Indeed, according to BofA's calculations, currency volatility has hit a 20-year high for non-crisis periods. "You cannot make any investment decisions without actually understanding which way the dollar is heading," Woo says.
So the currency war rages on. "If everyone's playing this game you have no choice but to play it, because otherwise you get left behind," he explains. "We call it war because it's a zero sum game. Somebody wins, and somebody else loses."
The dollar will likely continue to rise as the European Central Bank and Bank of Japan pursue major stimulus programs.
"If China decides to play the same game, it will be a disaster because commodity prices are going to crash because China consumes 40 percent of the world's basic commodities," Woo explains.
"And then you're going to trigger a competitive devaluation around the world. The 10-year yield is going to go to 1.25 percent if China wants to devalue [its currency] 10 percent."

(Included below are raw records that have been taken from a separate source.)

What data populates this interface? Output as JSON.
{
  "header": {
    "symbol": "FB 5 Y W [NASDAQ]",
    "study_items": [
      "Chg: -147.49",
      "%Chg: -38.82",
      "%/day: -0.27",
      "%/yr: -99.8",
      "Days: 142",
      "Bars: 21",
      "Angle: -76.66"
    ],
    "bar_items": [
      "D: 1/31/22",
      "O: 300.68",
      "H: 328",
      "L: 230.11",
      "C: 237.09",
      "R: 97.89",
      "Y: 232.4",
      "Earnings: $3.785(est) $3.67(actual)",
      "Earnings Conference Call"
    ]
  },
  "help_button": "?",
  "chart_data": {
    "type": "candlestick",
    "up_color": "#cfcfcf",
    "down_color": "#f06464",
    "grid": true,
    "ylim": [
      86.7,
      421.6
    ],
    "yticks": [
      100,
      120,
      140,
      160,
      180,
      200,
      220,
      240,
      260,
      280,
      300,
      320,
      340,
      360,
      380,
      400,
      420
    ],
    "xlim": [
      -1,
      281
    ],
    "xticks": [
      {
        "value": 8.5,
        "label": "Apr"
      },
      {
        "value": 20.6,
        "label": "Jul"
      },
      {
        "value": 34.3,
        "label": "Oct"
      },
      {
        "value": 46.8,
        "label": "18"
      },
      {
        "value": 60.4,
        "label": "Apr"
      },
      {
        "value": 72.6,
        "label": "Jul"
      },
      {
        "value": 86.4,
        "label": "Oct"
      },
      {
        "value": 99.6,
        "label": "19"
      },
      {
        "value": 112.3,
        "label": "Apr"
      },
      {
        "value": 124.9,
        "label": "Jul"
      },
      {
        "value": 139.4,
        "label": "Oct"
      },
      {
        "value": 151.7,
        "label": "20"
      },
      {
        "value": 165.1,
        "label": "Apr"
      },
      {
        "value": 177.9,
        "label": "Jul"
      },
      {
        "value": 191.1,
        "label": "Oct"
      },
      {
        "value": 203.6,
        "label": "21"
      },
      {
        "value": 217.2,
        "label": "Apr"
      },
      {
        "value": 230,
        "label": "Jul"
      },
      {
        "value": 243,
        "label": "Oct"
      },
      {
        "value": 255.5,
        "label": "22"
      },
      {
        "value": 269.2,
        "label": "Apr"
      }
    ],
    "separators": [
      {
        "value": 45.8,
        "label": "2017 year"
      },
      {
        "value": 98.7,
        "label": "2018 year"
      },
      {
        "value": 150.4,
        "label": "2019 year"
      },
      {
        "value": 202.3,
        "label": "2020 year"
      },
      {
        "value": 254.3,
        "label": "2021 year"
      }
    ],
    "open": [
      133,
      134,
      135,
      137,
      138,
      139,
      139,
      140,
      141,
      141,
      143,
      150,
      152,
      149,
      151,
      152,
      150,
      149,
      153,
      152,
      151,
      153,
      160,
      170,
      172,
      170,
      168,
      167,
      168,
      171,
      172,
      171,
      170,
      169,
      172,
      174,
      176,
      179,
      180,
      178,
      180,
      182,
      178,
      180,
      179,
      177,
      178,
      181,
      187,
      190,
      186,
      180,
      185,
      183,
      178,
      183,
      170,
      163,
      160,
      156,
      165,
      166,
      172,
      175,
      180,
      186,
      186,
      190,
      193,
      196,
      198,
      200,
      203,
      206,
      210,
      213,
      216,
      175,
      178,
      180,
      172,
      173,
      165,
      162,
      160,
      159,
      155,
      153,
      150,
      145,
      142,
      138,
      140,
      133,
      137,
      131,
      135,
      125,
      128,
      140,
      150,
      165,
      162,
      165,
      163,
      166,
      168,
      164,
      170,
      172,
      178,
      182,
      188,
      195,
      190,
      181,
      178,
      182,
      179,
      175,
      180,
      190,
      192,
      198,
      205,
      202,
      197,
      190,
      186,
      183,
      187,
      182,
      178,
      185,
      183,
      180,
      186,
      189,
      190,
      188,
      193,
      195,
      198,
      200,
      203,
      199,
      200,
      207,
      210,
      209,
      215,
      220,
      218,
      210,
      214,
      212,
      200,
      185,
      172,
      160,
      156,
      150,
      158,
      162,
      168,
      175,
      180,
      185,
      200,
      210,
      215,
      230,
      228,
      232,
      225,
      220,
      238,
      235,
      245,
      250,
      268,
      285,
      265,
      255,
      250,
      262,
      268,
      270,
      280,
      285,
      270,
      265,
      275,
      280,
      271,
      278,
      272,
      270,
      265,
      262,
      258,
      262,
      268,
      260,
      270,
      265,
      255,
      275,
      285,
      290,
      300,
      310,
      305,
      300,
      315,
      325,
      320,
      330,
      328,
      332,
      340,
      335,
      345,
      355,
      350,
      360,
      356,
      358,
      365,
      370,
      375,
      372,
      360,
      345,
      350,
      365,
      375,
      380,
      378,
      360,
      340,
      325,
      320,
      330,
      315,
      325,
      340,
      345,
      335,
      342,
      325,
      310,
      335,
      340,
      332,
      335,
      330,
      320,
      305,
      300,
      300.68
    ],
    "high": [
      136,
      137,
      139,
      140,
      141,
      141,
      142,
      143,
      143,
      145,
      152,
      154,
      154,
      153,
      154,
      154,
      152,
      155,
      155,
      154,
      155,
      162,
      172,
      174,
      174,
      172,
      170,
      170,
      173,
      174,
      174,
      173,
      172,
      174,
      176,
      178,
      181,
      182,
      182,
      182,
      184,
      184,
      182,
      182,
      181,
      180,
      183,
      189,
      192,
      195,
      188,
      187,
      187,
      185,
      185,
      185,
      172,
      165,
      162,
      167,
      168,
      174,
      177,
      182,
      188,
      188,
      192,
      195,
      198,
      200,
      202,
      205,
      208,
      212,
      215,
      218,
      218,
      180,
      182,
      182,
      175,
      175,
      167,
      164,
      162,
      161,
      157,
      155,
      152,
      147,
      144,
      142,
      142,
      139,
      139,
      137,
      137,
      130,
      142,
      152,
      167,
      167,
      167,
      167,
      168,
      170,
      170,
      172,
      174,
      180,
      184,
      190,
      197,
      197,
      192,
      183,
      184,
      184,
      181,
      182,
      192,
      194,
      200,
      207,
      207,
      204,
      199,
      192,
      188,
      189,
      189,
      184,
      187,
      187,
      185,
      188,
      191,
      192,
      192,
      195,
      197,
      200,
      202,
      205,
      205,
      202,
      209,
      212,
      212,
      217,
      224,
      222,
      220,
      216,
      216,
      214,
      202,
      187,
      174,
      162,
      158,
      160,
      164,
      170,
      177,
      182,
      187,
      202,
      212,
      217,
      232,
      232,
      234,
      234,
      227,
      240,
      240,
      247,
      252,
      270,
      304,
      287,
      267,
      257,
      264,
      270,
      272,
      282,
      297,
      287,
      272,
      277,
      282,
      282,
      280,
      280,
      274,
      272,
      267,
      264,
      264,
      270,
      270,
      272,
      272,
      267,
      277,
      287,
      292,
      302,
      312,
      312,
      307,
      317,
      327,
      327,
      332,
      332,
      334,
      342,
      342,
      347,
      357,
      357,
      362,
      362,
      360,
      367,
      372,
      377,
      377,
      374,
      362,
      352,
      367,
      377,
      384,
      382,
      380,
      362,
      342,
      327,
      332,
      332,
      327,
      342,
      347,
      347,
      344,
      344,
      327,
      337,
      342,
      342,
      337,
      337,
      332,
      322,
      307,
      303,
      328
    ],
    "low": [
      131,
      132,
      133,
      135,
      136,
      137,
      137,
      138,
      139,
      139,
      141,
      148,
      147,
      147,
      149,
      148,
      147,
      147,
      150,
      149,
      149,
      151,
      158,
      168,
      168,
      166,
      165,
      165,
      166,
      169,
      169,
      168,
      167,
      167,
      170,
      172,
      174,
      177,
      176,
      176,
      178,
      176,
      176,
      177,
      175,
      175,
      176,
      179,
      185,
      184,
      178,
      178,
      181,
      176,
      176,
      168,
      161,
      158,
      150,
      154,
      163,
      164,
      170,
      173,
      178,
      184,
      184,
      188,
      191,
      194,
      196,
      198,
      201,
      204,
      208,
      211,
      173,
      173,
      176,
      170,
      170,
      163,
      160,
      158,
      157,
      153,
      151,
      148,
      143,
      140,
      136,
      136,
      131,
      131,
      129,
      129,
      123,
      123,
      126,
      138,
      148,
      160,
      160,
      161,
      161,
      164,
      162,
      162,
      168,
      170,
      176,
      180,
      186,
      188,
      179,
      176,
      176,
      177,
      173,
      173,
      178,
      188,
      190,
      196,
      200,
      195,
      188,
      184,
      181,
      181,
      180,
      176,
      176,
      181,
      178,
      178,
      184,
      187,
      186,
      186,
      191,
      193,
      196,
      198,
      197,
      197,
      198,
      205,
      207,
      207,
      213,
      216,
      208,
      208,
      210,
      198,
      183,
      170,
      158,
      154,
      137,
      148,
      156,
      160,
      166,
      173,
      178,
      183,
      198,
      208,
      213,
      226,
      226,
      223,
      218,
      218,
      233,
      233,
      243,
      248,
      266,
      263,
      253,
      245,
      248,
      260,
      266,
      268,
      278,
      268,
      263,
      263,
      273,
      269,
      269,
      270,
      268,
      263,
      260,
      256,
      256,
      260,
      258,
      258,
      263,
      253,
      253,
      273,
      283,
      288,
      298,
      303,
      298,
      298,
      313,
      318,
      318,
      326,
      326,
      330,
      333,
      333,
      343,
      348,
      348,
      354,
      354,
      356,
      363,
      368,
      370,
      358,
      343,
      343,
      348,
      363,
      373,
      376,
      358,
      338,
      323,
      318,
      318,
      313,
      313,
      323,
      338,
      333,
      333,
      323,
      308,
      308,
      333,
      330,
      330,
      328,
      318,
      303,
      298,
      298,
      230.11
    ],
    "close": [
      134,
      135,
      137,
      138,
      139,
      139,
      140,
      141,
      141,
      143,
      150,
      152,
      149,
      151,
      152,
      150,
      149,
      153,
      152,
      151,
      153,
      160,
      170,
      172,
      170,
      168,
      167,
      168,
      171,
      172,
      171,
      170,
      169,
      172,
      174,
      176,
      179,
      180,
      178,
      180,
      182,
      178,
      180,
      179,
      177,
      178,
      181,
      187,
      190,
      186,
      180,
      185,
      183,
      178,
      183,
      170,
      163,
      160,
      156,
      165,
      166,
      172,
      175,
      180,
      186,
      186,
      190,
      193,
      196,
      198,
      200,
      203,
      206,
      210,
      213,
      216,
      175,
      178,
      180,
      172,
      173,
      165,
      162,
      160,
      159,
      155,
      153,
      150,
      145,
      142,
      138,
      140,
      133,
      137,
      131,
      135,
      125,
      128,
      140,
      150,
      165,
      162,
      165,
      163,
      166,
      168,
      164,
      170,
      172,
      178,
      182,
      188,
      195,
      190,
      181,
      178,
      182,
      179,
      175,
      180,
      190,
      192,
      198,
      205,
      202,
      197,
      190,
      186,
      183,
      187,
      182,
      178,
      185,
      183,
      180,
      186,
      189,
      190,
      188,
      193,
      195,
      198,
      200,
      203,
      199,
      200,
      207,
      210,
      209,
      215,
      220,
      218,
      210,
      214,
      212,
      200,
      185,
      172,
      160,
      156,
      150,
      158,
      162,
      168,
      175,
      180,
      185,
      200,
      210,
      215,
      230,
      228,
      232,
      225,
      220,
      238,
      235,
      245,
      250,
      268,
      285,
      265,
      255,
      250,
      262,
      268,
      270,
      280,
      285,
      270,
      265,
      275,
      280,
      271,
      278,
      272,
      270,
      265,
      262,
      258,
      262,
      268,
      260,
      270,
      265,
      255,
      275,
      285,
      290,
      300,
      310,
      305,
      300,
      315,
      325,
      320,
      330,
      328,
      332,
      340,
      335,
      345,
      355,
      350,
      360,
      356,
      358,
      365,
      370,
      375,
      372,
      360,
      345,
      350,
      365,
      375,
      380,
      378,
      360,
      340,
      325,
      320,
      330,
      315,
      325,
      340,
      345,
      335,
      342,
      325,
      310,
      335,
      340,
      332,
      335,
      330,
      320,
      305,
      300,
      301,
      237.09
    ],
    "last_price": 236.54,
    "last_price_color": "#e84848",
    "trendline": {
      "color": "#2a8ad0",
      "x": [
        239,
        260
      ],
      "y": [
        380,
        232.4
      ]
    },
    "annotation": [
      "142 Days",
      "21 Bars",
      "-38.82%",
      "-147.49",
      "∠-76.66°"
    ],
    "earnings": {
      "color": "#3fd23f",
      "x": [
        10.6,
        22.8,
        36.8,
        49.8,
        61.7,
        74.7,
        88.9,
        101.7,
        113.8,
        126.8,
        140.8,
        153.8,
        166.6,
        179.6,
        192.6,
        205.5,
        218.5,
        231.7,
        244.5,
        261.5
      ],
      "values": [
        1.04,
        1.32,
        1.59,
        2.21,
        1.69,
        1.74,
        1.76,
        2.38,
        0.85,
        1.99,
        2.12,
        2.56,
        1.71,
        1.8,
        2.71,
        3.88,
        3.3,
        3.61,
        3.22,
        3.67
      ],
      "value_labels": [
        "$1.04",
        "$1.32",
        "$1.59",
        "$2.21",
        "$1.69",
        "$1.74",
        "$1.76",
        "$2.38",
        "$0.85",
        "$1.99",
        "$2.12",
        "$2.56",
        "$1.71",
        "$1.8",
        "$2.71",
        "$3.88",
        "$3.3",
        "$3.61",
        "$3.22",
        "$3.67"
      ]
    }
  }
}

Others agree. "This is a multi-year dollar rally, and we're at the start of it," Stephen Jen, co-founder of investment firm SLJ Macro Partners, tells
The Wall Street Journal.
So the war probably won't end soon.
"These problems [of sluggish economic growth] have expressed themselves in a reliance in countries either maintaining cheap currencies or allowing them to depreciate," George Magnus, former chief economist at UBS, tells
The Journal.
"This is a phenomenon that will likely stay with us for some time."